查询内部查询返回"作为列"

时间:2017-01-17 09:16:58

标签: sql select count mariadb

我想列出表格中的所有公司以及每个特定公司的管理员数量。

表格:

companies
id
name
...

users
id
company_id
...

groups ('id' = 1 has 'name' = admin)
id
name 

users_groups
id
user_id
group_id

列出所有'公司'我写这个:

SELECT companies.name
FROM companies

获取' admin'在一个特定的公司'(具有给定的ID)我写这个

SELECT COUNT (users.id) 
FROM users, companies, users_groups WHERE
users.company_id = companies.id AND 
users_groups.user_id = users.id AND
users_groups.group_id = 1

那么如何合并这两个问题呢?这失败了:

SELECT 
  companies.name, 
    (
      SELECT COUNT (users.id) 
      FROM users, companies, users_groups WHERE
      users.company_id = companies.id AND 
      users_groups.user_id = users.id AND
      users_groups.group_id = 1
    ) 
  as admins_in_company
FROM users, companies, users_groups

2 个答案:

答案 0 :(得分:1)

使用显式连接语法和计数(distinct ...):

select c.name, count(distinct u.id)
from companies c
inner join users u
  on u.company_id = c.id
inner join users_groups ug
  on ug.user_id = u.id
where ug.group_id = 1
group by c.name

适用于所有公司:

select c.name, count(distinct u.id)
from companies c
left join users u
  on u.company_id = c.id
left join users_groups ug
  on ug.user_id = u.id
  and ug.group_id = 1
group by c.name

答案 1 :(得分:0)

SELECT c.name, COUNT(DISTINCT u.id) AS num_admins
    FROM groups AS g
    JOIN users_groups AS ug   ON ug.group_id = g.id
    JOIN users AS u           ON u.id = ug.user_id
    JOIN companies AS c       ON c.id = u.company_id
    WHERE g.group_id = 1
      AND g.name = 'admin'
    GROUP BY u.company_id;

目前还不清楚您是需要COUNT(DISTINCT u.id)还是COUNT(*)

我按照他们将要查看的顺序列出了4个表。 (这不是一项要求,但可以让用户更轻松地阅读和思考。
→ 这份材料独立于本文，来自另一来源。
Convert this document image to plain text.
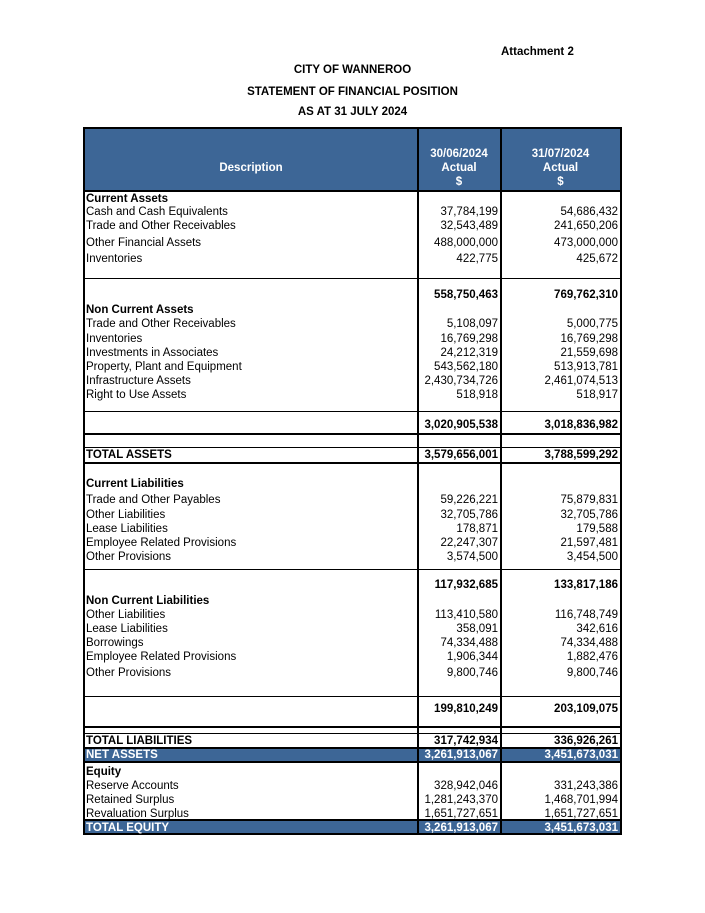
Attachment 2
CITY OF WANNEROO
STATEMENT OF FINANCIAL POSITION
AS AT 31 JULY 2024
Description
30/06/2024
Actual
$
31/07/2024
Actual
$
Current Assets
Cash and Cash Equivalents	37,784,199	54,686,432
Trade and Other Receivables	32,543,489	241,650,206
Other Financial Assets	488,000,000	473,000,000
Inventories	422,775	425,672
558,750,463	769,762,310
Non Current Assets
Trade and Other Receivables	5,108,097	5,000,775
Inventories	16,769,298	16,769,298
Investments in Associates	24,212,319	21,559,698
Property, Plant and Equipment	543,562,180	513,913,781
Infrastructure Assets	2,430,734,726	2,461,074,513
Right to Use Assets	518,918	518,917
3,020,905,538	3,018,836,982
TOTAL ASSETS	3,579,656,001	3,788,599,292
Current Liabilities
Trade and Other Payables	59,226,221	75,879,831
Other Liabilities	32,705,786	32,705,786
Lease Liabilities	178,871	179,588
Employee Related Provisions	22,247,307	21,597,481
Other Provisions	3,574,500	3,454,500
117,932,685	133,817,186
Non Current Liabilities
Other Liabilities	113,410,580	116,748,749
Lease Liabilities	358,091	342,616
Borrowings	74,334,488	74,334,488
Employee Related Provisions	1,906,344	1,882,476
Other Provisions	9,800,746	9,800,746
199,810,249	203,109,075
TOTAL LIABILITIES	317,742,934	336,926,261
NET ASSETS	3,261,913,067	3,451,673,031
Equity
Reserve Accounts	328,942,046	331,243,386
Retained Surplus	1,281,243,370	1,468,701,994
Revaluation Surplus	1,651,727,651	1,651,727,651
TOTAL EQUITY	3,261,913,067	3,451,673,031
)首先是groups,其中包含所有'过滤( WHERE ). Then it moves through the other tables all the way to getting the公司.name . Then the GROUP BY and its COUNT(DISTINCT ...)`已应用。

许多提示:许多架构(users_groups)设计:http://mysql.rjweb.org/doc.php/index_cookbook_mysql#many_to_many_mapping_table

groups - group_id and group.name are in a 1:1 relationship, yes? If you know that it is group_id = 1 , you can get rid of the table个群组completely from the query. If not, then be sure to have INDEX(姓名)`。